■ Urdrüs wahre Kolumne: Schampus zahlt Empfänger
Zum Steindraufschmeißen unmenschlich zeigt sich in der Weihnachtszeit RTL-Boss Helmut Thoma. Obwohl die Sendungen mit den jodelnden Dirndln und den krachledernen Musikanten hohe und höchste Einschaltquoten haben, hat dieser gefühllose Eismann die Aus- Taste für die Stadl-Klänge gedrückt: Kukken einfach zuviele Omis und Opas zu, die man vor den Zielgruppenanalytikern der Werbezunft verstecken will. Wir aber haben ein Herz für Wildecker Doppelherzbuben und Ehrfurcht vor schlohweißen Haaren und fordern alle LeserInnen dieses Blattes auf, Unterschriften zu sammeln und an die Aktion „Rettet die Volksmusik“, Am Jungfernplatz 3 in 30171 Hannover zu schicken. Das Volksbegehren wird an St.Nikolaus weitergeleitet und der bringt dann dem Thoma das Jodeln mit der Rute bei.

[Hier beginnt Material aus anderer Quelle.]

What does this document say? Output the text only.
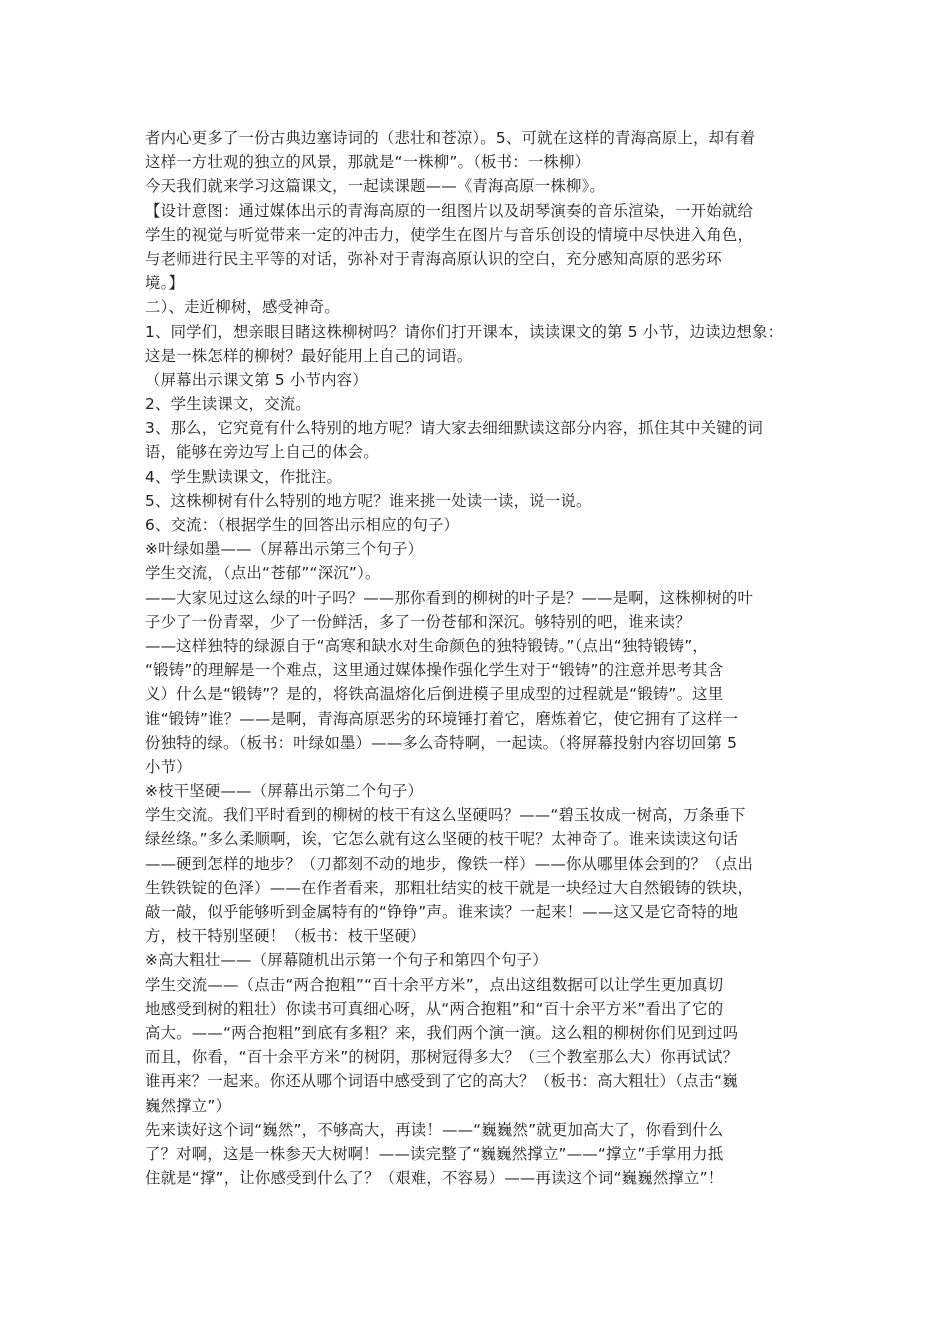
者内心更多了一份古典边塞诗词的（悲壮和苍凉）。5、可就在这样的青海高原上，却有着
这样一方壮观的独立的风景，那就是“一株柳”。（板书：一株柳）
今天我们就来学习这篇课文，一起读课题——《青海高原一株柳》。
【设计意图：通过媒体出示的青海高原的一组图片以及胡琴演奏的音乐渲染，一开始就给
学生的视觉与听觉带来一定的冲击力，使学生在图片与音乐创设的情境中尽快进入角色，
与老师进行民主平等的对话，弥补对于青海高原认识的空白，充分感知高原的恶劣环
境。】
二）、走近柳树，感受神奇。
1、同学们，想亲眼目睹这株柳树吗？请你们打开课本，读读课文的第 5 小节，边读边想象：
这是一株怎样的柳树？最好能用上自己的词语。
（屏幕出示课文第 5 小节内容）
2、学生读课文，交流。
3、那么，它究竟有什么特别的地方呢？请大家去细细默读这部分内容，抓住其中关键的词
语，能够在旁边写上自己的体会。
4、学生默读课文，作批注。
5、这株柳树有什么特别的地方呢？谁来挑一处读一读，说一说。
6、交流：（根据学生的回答出示相应的句子）
※叶绿如墨——（屏幕出示第三个句子）
学生交流，（点出“苍郁”“深沉”）。
——大家见过这么绿的叶子吗？——那你看到的柳树的叶子是？——是啊，这株柳树的叶
子少了一份青翠，少了一份鲜活，多了一份苍郁和深沉。够特别的吧，谁来读？
——这样独特的绿源自于“高寒和缺水对生命颜色的独特锻铸。”（点出“独特锻铸”，
“锻铸”的理解是一个难点，这里通过媒体操作强化学生对于“锻铸”的注意并思考其含
义）什么是“锻铸”？是的，将铁高温熔化后倒进模子里成型的过程就是“锻铸”。这里
谁“锻铸”谁？——是啊，青海高原恶劣的环境锤打着它，磨炼着它，使它拥有了这样一
份独特的绿。（板书：叶绿如墨）——多么奇特啊，一起读。（将屏幕投射内容切回第 5
小节）
※枝干坚硬——（屏幕出示第二个句子）
学生交流。我们平时看到的柳树的枝干有这么坚硬吗？——“碧玉妆成一树高，万条垂下
绿丝绦。”多么柔顺啊，诶，它怎么就有这么坚硬的枝干呢？太神奇了。谁来读读这句话
——硬到怎样的地步？（刀都刻不动的地步，像铁一样）——你从哪里体会到的？（点出
生铁铁锭的色泽）——在作者看来，那粗壮结实的枝干就是一块经过大自然锻铸的铁块，
敲一敲，似乎能够听到金属特有的“铮铮”声。谁来读？一起来！——这又是它奇特的地
方，枝干特别坚硬！（板书：枝干坚硬）
※高大粗壮——（屏幕随机出示第一个句子和第四个句子）
学生交流——（点击“两合抱粗”“百十余平方米”，点出这组数据可以让学生更加真切
地感受到树的粗壮）你读书可真细心呀，从“两合抱粗”和“百十余平方米”看出了它的
高大。——“两合抱粗”到底有多粗？来，我们两个演一演。这么粗的柳树你们见到过吗
而且，你看，“百十余平方米”的树阴，那树冠得多大？（三个教室那么大）你再试试？
谁再来？一起来。你还从哪个词语中感受到了它的高大？（板书：高大粗壮）（点击“巍
巍然撑立”）
先来读好这个词“巍然”，不够高大，再读！——“巍巍然”就更加高大了，你看到什么
了？对啊，这是一株参天大树啊！——读完整了“巍巍然撑立”——“撑立”手掌用力抵
住就是“撑”，让你感受到什么了？（艰难，不容易）——再读这个词“巍巍然撑立”！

Im Postamt Domsheide durchwühlt eine ziemlich wacklige Seniorin im angejahrten Chic aus der AWO-Altkleidersammlung die Papierkörbe in der Postfachzentrale. „Nö, Briefmarkensammlerin bin ich nich'“, bekennt sie verlegen auf vorsichtige Nachfrage. „Aber in diesen Geschäftsdrucksachen liegen immer Rückantwortkarten zum Prospektbestellen. Und die mit Porto zahlt Empfänger füll ich aus. Ich krieg ja sonst kaum Post und so kommt der Bote jeden Tag mit einem Stapel vorbei. Und von einer Maschinenfabrik aus Stuttgart schicken die mir als Stammkundin jedes Jahr eine Flasche Sekt und einen Kalender.“ So lieben wir Werbung – als Seniorenprogramm mit Herz!

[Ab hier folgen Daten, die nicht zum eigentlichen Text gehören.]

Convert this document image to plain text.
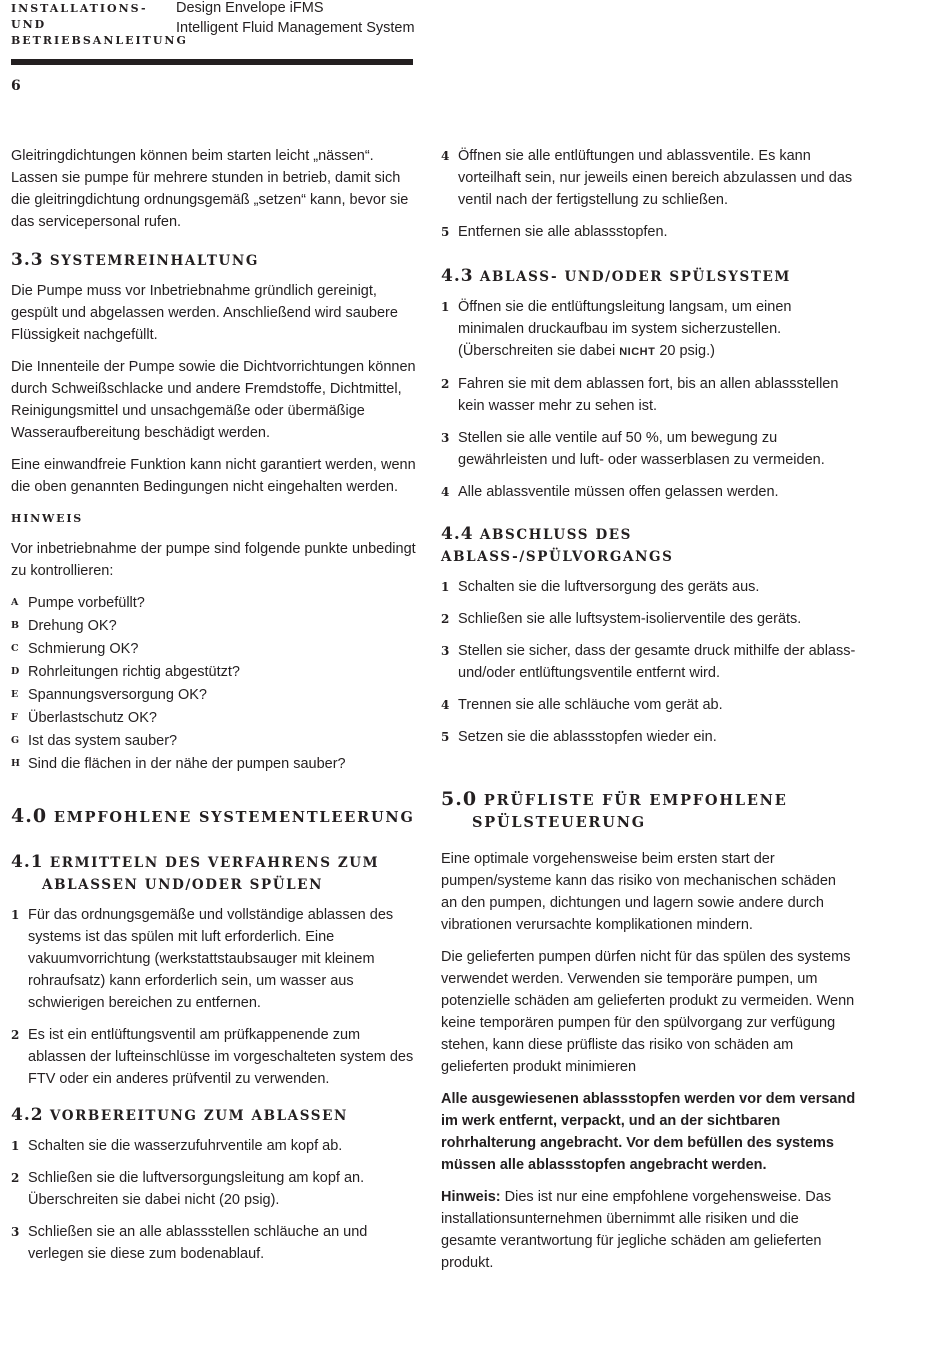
INSTALLATIONS- UND
BETRIEBSANLEITUNG
Design Envelope iFMS
Intelligent Fluid Management System
6

Gleitringdichtungen können beim starten leicht „nässen“. Lassen sie pumpe für mehrere stunden in betrieb, damit sich die gleitringdichtung ordnungsgemäß „setzen“ kann, bevor sie das servicepersonal rufen.

3.3 SYSTEMREINHALTUNG

Die Pumpe muss vor Inbetriebnahme gründlich gereinigt, gespült und abgelassen werden. Anschließend wird saubere Flüssigkeit nachgefüllt.

Die Innenteile der Pumpe sowie die Dichtvorrichtungen können durch Schweißschlacke und andere Fremdstoffe, Dichtmittel, Reinigungsmittel und unsachgemäße oder übermäßige Wasseraufbereitung beschädigt werden.

Eine einwandfreie Funktion kann nicht garantiert werden, wenn die oben genannten Bedingungen nicht eingehalten werden.

HINWEIS

Vor inbetriebnahme der pumpe sind folgende punkte unbedingt zu kontrollieren:

A Pumpe vorbefüllt?
B Drehung OK?
C Schmierung OK?
D Rohrleitungen richtig abgestützt?
E Spannungsversorgung OK?
F Überlastschutz OK?
G Ist das system sauber?
H Sind die flächen in der nähe der pumpen sauber?
4.0 EMPFOHLENE SYSTEMENTLEERUNG
4.1 ERMITTELN DES VERFAHRENS ZUM ABLASSEN UND/ODER SPÜLEN
1 Für das ordnungsgemäße und vollständige ablassen des systems ist das spülen mit luft erforderlich. Eine vakuumvorrichtung (werkstattstaubsauger mit kleinem rohraufsatz) kann erforderlich sein, um wasser aus schwierigen bereichen zu entfernen.
2 Es ist ein entlüftungsventil am prüfkappenende zum ablassen der lufteinschlüsse im vorgeschalteten system des FTV oder ein anderes prüfventil zu verwenden.
4.2 VORBEREITUNG ZUM ABLASSEN
1 Schalten sie die wasserzufuhrventile am kopf ab.
2 Schließen sie die luftversorgungsleitung am kopf an. Überschreiten sie dabei nicht (20 psig).
3 Schließen sie an alle ablassstellen schläuche an und verlegen sie diese zum bodenablauf.
4 Öffnen sie alle entlüftungen und ablassventile. Es kann vorteilhaft sein, nur jeweils einen bereich abzulassen und das ventil nach der fertigstellung zu schließen.
5 Entfernen sie alle ablassstopfen.
4.3 ABLASS- UND/ODER SPÜLSYSTEM
1 Öffnen sie die entlüftungsleitung langsam, um einen minimalen druckaufbau im system sicherzustellen. (Überschreiten sie dabei NICHT 20 psig.)
2 Fahren sie mit dem ablassen fort, bis an allen ablassstellen kein wasser mehr zu sehen ist.
3 Stellen sie alle ventile auf 50 %, um bewegung zu gewährleisten und luft- oder wasserblasen zu vermeiden.
4 Alle ablassventile müssen offen gelassen werden.
4.4 ABSCHLUSS DES ABLASS-/SPÜLVORGANGS
1 Schalten sie die luftversorgung des geräts aus.
2 Schließen sie alle luftsystem-isolierventile des geräts.
3 Stellen sie sicher, dass der gesamte druck mithilfe der ablass- und/oder entlüftungsventile entfernt wird.
4 Trennen sie alle schläuche vom gerät ab.
5 Setzen sie die ablassstopfen wieder ein.
5.0 PRÜFLISTE FÜR EMPFOHLENE SPÜLSTEUERUNG

Eine optimale vorgehensweise beim ersten start der pumpen/systeme kann das risiko von mechanischen schäden an den pumpen, dichtungen und lagern sowie andere durch vibrationen verursachte komplikationen mindern.

Die gelieferten pumpen dürfen nicht für das spülen des systems verwendet werden. Verwenden sie temporäre pumpen, um potenzielle schäden am gelieferten produkt zu vermeiden. Wenn keine temporären pumpen für den spülvorgang zur verfügung stehen, kann diese prüfliste das risiko von schäden am gelieferten produkt minimieren

Alle ausgewiesenen ablassstopfen werden vor dem versand im werk entfernt, verpackt, und an der sichtbaren rohrhalterung angebracht. Vor dem befüllen des systems müssen alle ablassstopfen angebracht werden.

Hinweis: Dies ist nur eine empfohlene vorgehensweise. Das installationsunternehmen übernimmt alle risiken und die gesamte verantwortung für jegliche schäden am gelieferten produkt.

Schlawiner scheuen Schräges nicht! Der scheidende Waldau- Chef Rolf B. Wessels verabschiedet sich im Kulissenmagazin des Bremer Volkstheaters in ausgesprochen kryptischer Form mit einem untergründigen Gedicht des Kabarwettisten Werner Fink aus der Nazizeit, das er prompt seiner Nachkommenschaft widmet: “Sie haben deinem Vater reichlich zugesetzt/ mein Sohn./Ihn ein-und ausgesperrt und abgesetzt/Sie haben manchen Hund auf ihn gehetzt...“ und so weiter und so dreist. Echt, Alter! Bißchen inner Schublade vergriffen, Du Weiße Rose Plattdeutschlands. Schon bei den Moorsoldaten?
Zum Frauenfrühstück bittet an diesem Wochenende die Bremer Frauenunion. Namentlich wird als Teilnehmerin lediglich die Parlamentarische Staatssekretärin Bernardette E. Neumann angeführt. Guten Appetit auch!
Das krebserzeugende Genußmittel WEST wirbt derzeit auf den Großtafeln der Deutschen Städtreklame mit „Make love, not Müll“. Ökologie nach der Art jener, die das Morgen sowieso nicht erleben. Und zugleich ein Tritt unter den Bauchnabel für alle, die den zugrundeliegenden Slogan einst mit aller Hippie-Würde auf dem Flickenjankerl trugen. Sollen wir Fossile der Bewegung uns das ganz ohne Edding gefallen lassen?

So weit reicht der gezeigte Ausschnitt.